Je remercie Mathieu, Alison et les éditions du Chat Noir pour ce service presse !

De quoi ça parle ?
Durant l’été 1980 à Cleveland, l’aciérie près de Denton Street ferme et le chômage s’aggrave dans le quartier. Phoebe et sa cousine Jacqueline viennent de terminer le lycée et s’interrogent sur leur avenir. Elles envisagent de partir, fuir cette misère, sauf qu’un mal mystérieux frappe cinq filles de leur âge. Leur corps se transforme d’une manière anormale… et quand ça s’apprend, Gouvernement, touristes, médecins, tous débarquent pour observer ce mystérieux phénomène. Phoebe, elle, espère juste réussir à aider ses amies… et sa cousine, devenue elle aussi une Fille de Rouille.

À la croisée des genres.
Filles de Rouille débute en 2018 alors que Phoebe a une quarantaine d’années et retourne dans sa ville natale, cessant de fuir son passé présenté alors comme mystérieux. L’autrice installe directement une ambiance décrépite, un sentiment de sale, d’abandon, à travers les décors contemplés par l’héroïne et son état d’esprit. On se sent mal et tout qui a déjà vécu près d’une zone industrielle délabrée n’aura aucun mal à se projeter dans cette atmosphère. Le second chapitre se présente comme n’importe quel roman dont l’héroïne termine l’adolescence pour entrer dans l’âge adulte, la cassure est violente mais l’effet fonctionne. Phoebe a dix-huit ans, elle vit aux côtés de sa cousine Jacqueline qui est aussi sa meilleure amie. Elle a ses petits tracas, s’inquiète de l’avenir mais tant que Jacqueline reste à ses côtés, rien ne semble la déstabiliser plus que ça. Pas même son ex qui a mis enceinte la fille avec laquelle il l’a trompée.

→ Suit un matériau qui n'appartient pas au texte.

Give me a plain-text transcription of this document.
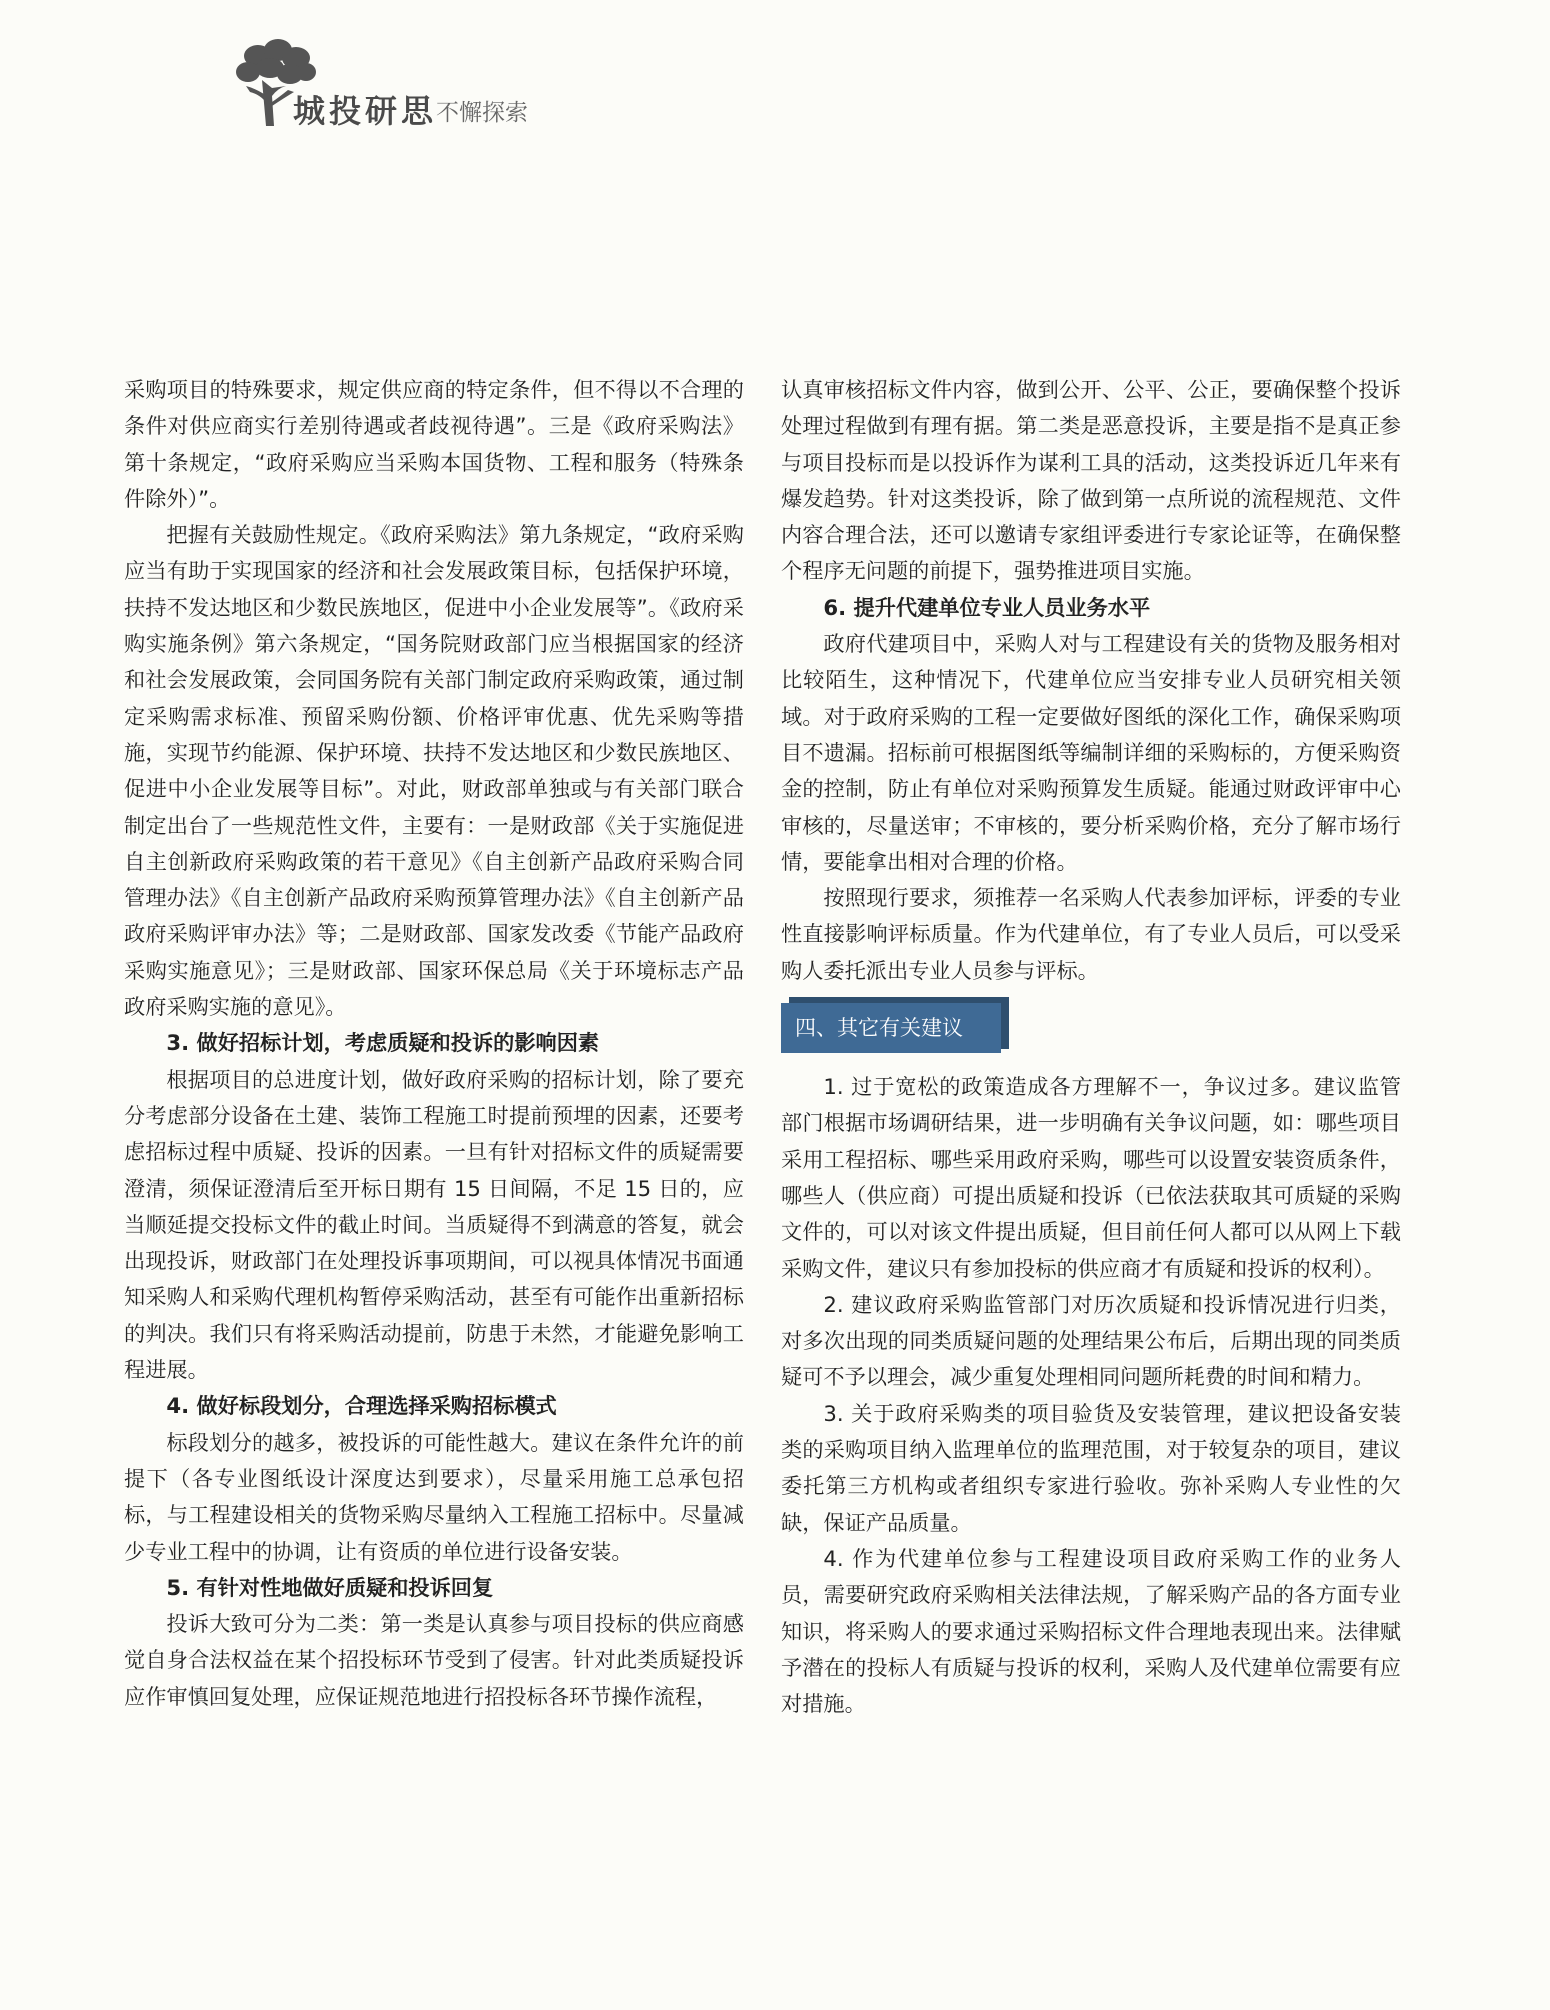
城投研思
不懈探索

采购项目的特殊要求，规定供应商的特定条件，但不得以不合理的条件对供应商实行差别待遇或者歧视待遇”。三是《政府采购法》第十条规定，“政府采购应当采购本国货物、工程和服务（特殊条件除外）”。

把握有关鼓励性规定。《政府采购法》第九条规定，“政府采购应当有助于实现国家的经济和社会发展政策目标，包括保护环境，扶持不发达地区和少数民族地区，促进中小企业发展等”。《政府采购实施条例》第六条规定，“国务院财政部门应当根据国家的经济和社会发展政策，会同国务院有关部门制定政府采购政策，通过制定采购需求标准、预留采购份额、价格评审优惠、优先采购等措施，实现节约能源、保护环境、扶持不发达地区和少数民族地区、促进中小企业发展等目标”。对此，财政部单独或与有关部门联合制定出台了一些规范性文件，主要有：一是财政部《关于实施促进自主创新政府采购政策的若干意见》《自主创新产品政府采购合同管理办法》《自主创新产品政府采购预算管理办法》《自主创新产品政府采购评审办法》等；二是财政部、国家发改委《节能产品政府采购实施意见》；三是财政部、国家环保总局《关于环境标志产品政府采购实施的意见》。

3. 做好招标计划，考虑质疑和投诉的影响因素

根据项目的总进度计划，做好政府采购的招标计划，除了要充分考虑部分设备在土建、装饰工程施工时提前预埋的因素，还要考虑招标过程中质疑、投诉的因素。一旦有针对招标文件的质疑需要澄清，须保证澄清后至开标日期有 15 日间隔，不足 15 日的，应当顺延提交投标文件的截止时间。当质疑得不到满意的答复，就会出现投诉，财政部门在处理投诉事项期间，可以视具体情况书面通知采购人和采购代理机构暂停采购活动，甚至有可能作出重新招标的判决。我们只有将采购活动提前，防患于未然，才能避免影响工程进展。

4. 做好标段划分，合理选择采购招标模式

标段划分的越多，被投诉的可能性越大。建议在条件允许的前提下（各专业图纸设计深度达到要求），尽量采用施工总承包招标，与工程建设相关的货物采购尽量纳入工程施工招标中。尽量减少专业工程中的协调，让有资质的单位进行设备安装。

5. 有针对性地做好质疑和投诉回复

投诉大致可分为二类：第一类是认真参与项目投标的供应商感觉自身合法权益在某个招投标环节受到了侵害。针对此类质疑投诉应作审慎回复处理，应保证规范地进行招投标各环节操作流程，

认真审核招标文件内容，做到公开、公平、公正，要确保整个投诉处理过程做到有理有据。第二类是恶意投诉，主要是指不是真正参与项目投标而是以投诉作为谋利工具的活动，这类投诉近几年来有爆发趋势。针对这类投诉，除了做到第一点所说的流程规范、文件内容合理合法，还可以邀请专家组评委进行专家论证等，在确保整个程序无问题的前提下，强势推进项目实施。

6. 提升代建单位专业人员业务水平

政府代建项目中，采购人对与工程建设有关的货物及服务相对比较陌生，这种情况下，代建单位应当安排专业人员研究相关领域。对于政府采购的工程一定要做好图纸的深化工作，确保采购项目不遗漏。招标前可根据图纸等编制详细的采购标的，方便采购资金的控制，防止有单位对采购预算发生质疑。能通过财政评审中心审核的，尽量送审；不审核的，要分析采购价格，充分了解市场行情，要能拿出相对合理的价格。

按照现行要求，须推荐一名采购人代表参加评标，评委的专业性直接影响评标质量。作为代建单位，有了专业人员后，可以受采购人委托派出专业人员参与评标。

四、其它有关建议

1. 过于宽松的政策造成各方理解不一，争议过多。建议监管部门根据市场调研结果，进一步明确有关争议问题，如：哪些项目采用工程招标、哪些采用政府采购，哪些可以设置安装资质条件，哪些人（供应商）可提出质疑和投诉（已依法获取其可质疑的采购文件的，可以对该文件提出质疑，但目前任何人都可以从网上下载采购文件，建议只有参加投标的供应商才有质疑和投诉的权利）。

2. 建议政府采购监管部门对历次质疑和投诉情况进行归类，对多次出现的同类质疑问题的处理结果公布后，后期出现的同类质疑可不予以理会，减少重复处理相同问题所耗费的时间和精力。

3. 关于政府采购类的项目验货及安装管理，建议把设备安装类的采购项目纳入监理单位的监理范围，对于较复杂的项目，建议委托第三方机构或者组织专家进行验收。弥补采购人专业性的欠缺，保证产品质量。

4. 作为代建单位参与工程建设项目政府采购工作的业务人员，需要研究政府采购相关法律法规，了解采购产品的各方面专业知识，将采购人的要求通过采购招标文件合理地表现出来。法律赋予潜在的投标人有质疑与投诉的权利，采购人及代建单位需要有应对措施。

Assez vite, le roman glisse vers l’étrange quand la maladie de ces cinq filles est découverte. L’étrange scientifique ou fantastique ? Le doute planera jusqu’au bout et la maladie prendra une ampleur de plus en plus grande jusqu’à tomber dans le body horror qui renforcera une ambiance oppressante très bien maîtrisée. J’ai été bluffée par les descriptions de Gwendolyn Kiste qui a trouvé un excellent équilibre pour rester efficace sans tomber dans le grand-guignolesque.

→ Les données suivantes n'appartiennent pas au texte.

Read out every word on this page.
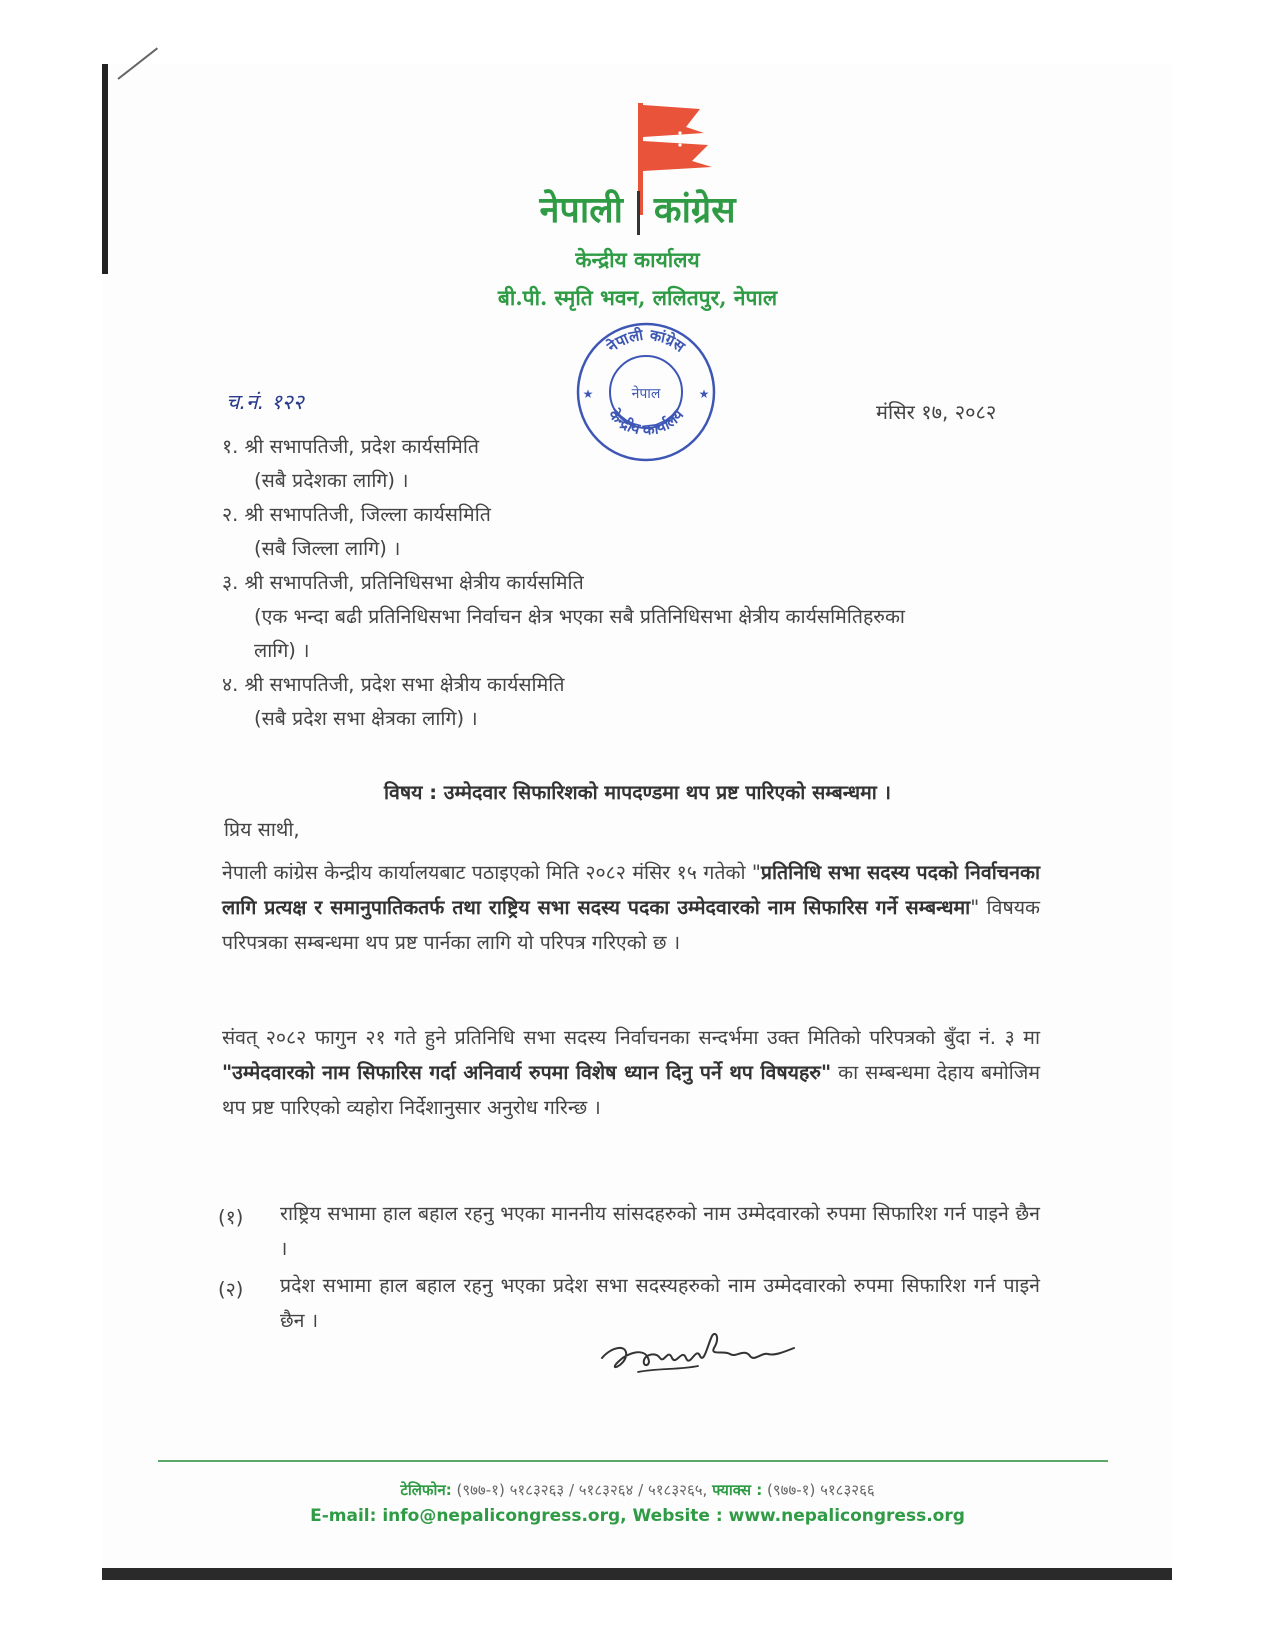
नेपाली कांग्रेस
केन्द्रीय कार्यालय
बी.पी. स्मृति भवन, ललितपुर, नेपाल
नेपाली कांग्रेस
केन्द्रीय कार्यालय
नेपाल
★	★
च.नं. १२२	मंसिर १७, २०८२
१. श्री सभापतिजी, प्रदेश कार्यसमिति
(सबै प्रदेशका लागि) ।
२. श्री सभापतिजी, जिल्ला कार्यसमिति
(सबै जिल्ला लागि) ।
३. श्री सभापतिजी, प्रतिनिधिसभा क्षेत्रीय कार्यसमिति
(एक भन्दा बढी प्रतिनिधिसभा निर्वाचन क्षेत्र भएका सबै प्रतिनिधिसभा क्षेत्रीय कार्यसमितिहरुका
लागि) ।
४. श्री सभापतिजी, प्रदेश सभा क्षेत्रीय कार्यसमिति
(सबै प्रदेश सभा क्षेत्रका लागि) ।
विषय : उम्मेदवार सिफारिशको मापदण्डमा थप प्रष्ट पारिएको सम्बन्धमा ।
प्रिय साथी,
नेपाली कांग्रेस केन्द्रीय कार्यालयबाट पठाइएको मिति २०८२ मंसिर १५ गतेको "प्रतिनिधि सभा सदस्य पदको निर्वाचनका लागि प्रत्यक्ष र समानुपातिकतर्फ तथा राष्ट्रिय सभा सदस्य पदका उम्मेदवारको नाम सिफारिस गर्ने सम्बन्धमा" विषयक परिपत्रका सम्बन्धमा थप प्रष्ट पार्नका लागि यो परिपत्र गरिएको छ ।
संवत् २०८२ फागुन २१ गते हुने प्रतिनिधि सभा सदस्य निर्वाचनका सन्दर्भमा उक्त मितिको परिपत्रको बुँदा नं. ३ मा "उम्मेदवारको नाम सिफारिस गर्दा अनिवार्य रुपमा विशेष ध्यान दिनु पर्ने थप विषयहरु" का सम्बन्धमा देहाय बमोजिम थप प्रष्ट पारिएको व्यहोरा निर्देशानुसार अनुरोध गरिन्छ ।
(१) राष्ट्रिय सभामा हाल बहाल रहनु भएका माननीय सांसदहरुको नाम उम्मेदवारको रुपमा सिफारिश गर्न पाइने छैन ।
(२) प्रदेश सभामा हाल बहाल रहनु भएका प्रदेश सभा सदस्यहरुको नाम उम्मेदवारको रुपमा सिफारिश गर्न पाइने छैन ।
टेलिफोन: (९७७-१) ५१८३२६३ / ५१८३२६४ / ५१८३२६५, फ्याक्स : (९७७-१) ५१८३२६६
E-mail: info@nepalicongress.org, Website : www.nepalicongress.org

Mais plus qu’un roman de l’imaginaire à l’ambiance maîtrisée, Filles de rouille illustre de tristes réalités sociales…

Un conte social
Le Chat Noir parle d’un conte social sur la quatrième de couverture et j’aime bien ce terme qui colle comme un gant au roman. L’autrice raconte en premier lieu une histoire d’amitié mais elle y incorpore un décor solide : celui d’une ville sur le déclin, qui subit la délocalisation de ses industries, où il n’y a pas / plus de travail, pas / plus d’avenir. Les filles doivent obéir à leurs pères, à leurs mères, rentrer dans un canevas étriqué qui existe malheureusement toujours à l’heure actuelle. Le parfait exemple est celui de Dawn, tombée enceinte suite à un coup d’un soir (avec l’ex de Phoebe donc aka le mec dont on claquerait bien la tête sur la bordure d’un trottoir pendant des heures tellement il est à vomir) qui accouche et n’a même pas le droit de décider ce qu’elle fera avec son bébé. C’est le conseil des mères qui s’en charge, sans jamais lui laisser la voix au chapitre. En tant que femme, ça m’a heurté et je me suis demandée combien de jeunes mères subissaient cela encore aujourd’hui..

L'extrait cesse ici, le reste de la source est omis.